After a skype session with the kids back at home and some work, I joined the casual game tutorial "Refining the casual game". First talk, again by Gabe Zicherman about "The new demographics of casual games". So who is the casual gamer? According to Gabe:
- 50% female
- 75% 35-60 year
- 30% income> 30%
- 40% college educated
- 20% retired
In the afternoon, I first jumped in "The paradox of play: the challenge of measuring what game players learn" but left that panel after twenty minutes to go to "Iphone and beyond: a new hope for mobile gaming" by Tom Hubina (who's defenitly is a PC and not a mac). Here's some infoporn about the Iphone:
- 4 million sold worldwide
- 95% go online (source: AT&T keynote in Barcelona)
- 0.17% browser share compared to other browsers combined 0.07% (Source: net applications)

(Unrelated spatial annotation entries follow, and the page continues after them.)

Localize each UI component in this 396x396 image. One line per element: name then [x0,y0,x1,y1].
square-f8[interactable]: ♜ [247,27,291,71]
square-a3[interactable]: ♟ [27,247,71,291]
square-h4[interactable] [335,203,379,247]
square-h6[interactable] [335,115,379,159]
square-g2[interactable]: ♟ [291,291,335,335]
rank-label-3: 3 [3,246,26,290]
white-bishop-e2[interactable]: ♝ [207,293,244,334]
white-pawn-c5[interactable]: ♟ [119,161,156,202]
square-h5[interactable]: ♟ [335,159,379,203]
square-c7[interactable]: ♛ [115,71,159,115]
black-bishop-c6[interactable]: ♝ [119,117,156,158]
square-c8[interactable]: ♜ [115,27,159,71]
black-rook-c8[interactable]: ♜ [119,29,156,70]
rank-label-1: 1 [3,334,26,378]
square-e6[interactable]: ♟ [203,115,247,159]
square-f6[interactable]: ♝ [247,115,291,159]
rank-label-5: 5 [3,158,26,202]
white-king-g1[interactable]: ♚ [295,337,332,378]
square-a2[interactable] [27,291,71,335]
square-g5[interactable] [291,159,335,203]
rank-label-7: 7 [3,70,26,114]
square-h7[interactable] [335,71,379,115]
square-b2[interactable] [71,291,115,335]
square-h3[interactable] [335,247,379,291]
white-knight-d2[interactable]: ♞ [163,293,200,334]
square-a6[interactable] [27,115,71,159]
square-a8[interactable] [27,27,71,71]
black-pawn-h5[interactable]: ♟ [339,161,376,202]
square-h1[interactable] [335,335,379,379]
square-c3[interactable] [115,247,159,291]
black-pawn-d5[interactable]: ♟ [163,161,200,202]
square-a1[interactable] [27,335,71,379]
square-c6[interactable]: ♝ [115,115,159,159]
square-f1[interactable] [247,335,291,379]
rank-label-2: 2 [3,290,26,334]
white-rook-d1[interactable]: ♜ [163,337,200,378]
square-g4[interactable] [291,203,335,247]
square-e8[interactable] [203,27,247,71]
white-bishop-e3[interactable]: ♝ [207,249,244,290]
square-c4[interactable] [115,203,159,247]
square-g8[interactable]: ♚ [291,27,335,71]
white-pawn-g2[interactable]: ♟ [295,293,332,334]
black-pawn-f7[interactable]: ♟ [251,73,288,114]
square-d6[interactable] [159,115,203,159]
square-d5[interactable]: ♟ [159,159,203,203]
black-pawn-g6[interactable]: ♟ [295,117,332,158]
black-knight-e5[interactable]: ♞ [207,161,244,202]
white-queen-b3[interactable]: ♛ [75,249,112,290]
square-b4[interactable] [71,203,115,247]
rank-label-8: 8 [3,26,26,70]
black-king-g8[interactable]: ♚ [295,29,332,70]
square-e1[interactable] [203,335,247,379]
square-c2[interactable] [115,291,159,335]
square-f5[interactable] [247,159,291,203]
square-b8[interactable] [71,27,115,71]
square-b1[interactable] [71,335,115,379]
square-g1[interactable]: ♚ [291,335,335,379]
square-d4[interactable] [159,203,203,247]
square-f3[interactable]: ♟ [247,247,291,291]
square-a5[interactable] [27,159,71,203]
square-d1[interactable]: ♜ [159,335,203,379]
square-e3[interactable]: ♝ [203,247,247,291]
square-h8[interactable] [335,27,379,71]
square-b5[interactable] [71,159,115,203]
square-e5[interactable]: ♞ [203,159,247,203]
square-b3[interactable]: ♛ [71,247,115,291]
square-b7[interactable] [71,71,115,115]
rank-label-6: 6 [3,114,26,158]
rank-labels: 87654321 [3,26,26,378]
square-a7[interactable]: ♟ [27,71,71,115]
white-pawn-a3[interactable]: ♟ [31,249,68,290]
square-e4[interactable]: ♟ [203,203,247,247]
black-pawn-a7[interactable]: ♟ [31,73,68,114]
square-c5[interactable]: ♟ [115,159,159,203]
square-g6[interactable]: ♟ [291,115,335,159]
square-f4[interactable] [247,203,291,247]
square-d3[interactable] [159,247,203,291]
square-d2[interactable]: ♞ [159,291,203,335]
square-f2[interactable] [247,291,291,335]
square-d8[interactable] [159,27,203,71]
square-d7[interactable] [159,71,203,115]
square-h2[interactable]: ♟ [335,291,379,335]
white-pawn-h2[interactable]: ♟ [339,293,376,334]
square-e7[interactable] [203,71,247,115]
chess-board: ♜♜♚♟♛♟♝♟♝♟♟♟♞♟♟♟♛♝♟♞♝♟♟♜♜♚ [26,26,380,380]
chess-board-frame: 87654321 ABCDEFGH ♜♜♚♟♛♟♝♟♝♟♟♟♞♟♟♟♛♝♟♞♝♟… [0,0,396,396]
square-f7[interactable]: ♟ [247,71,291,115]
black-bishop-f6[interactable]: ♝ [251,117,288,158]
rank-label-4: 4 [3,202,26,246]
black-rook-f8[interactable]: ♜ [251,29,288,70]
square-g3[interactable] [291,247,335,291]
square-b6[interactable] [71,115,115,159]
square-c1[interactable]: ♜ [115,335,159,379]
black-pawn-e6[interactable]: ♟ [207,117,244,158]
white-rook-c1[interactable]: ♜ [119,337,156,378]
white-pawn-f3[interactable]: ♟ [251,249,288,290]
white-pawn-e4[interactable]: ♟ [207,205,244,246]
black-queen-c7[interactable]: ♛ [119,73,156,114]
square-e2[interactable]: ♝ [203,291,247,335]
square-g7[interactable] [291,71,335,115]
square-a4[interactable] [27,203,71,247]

- Iphone search 50x up (Source: Google)
Next talk was "Wolfquest" by David T. Schaller (eduweb). The subtitle is "Designing a serious game for an unserious audience". The game Wolfquest has been made with Unity 3D and is a wildlife simulation game. The vision is to build a real game, that is addictively fun, that has a realistic 3D world and novel gameplay. What struck me was that a big part of presentation was about "fantasy and reality", probably hardly readable in this picture of a slide:
"Striking Gold: How kids' Worlds took the crown" by Paul Vanover (Disney Online), Lane Merrifield (Club Penguin, now Disney), Jason Root (Nickelodeon) and Kyra Reppen (Neopets) (in same order as in the picture)
This was a panel with the people from the "ketnetkicks" of the USA. There was a concensus that it was about "listening to the kids" and about participation in the conversation with them.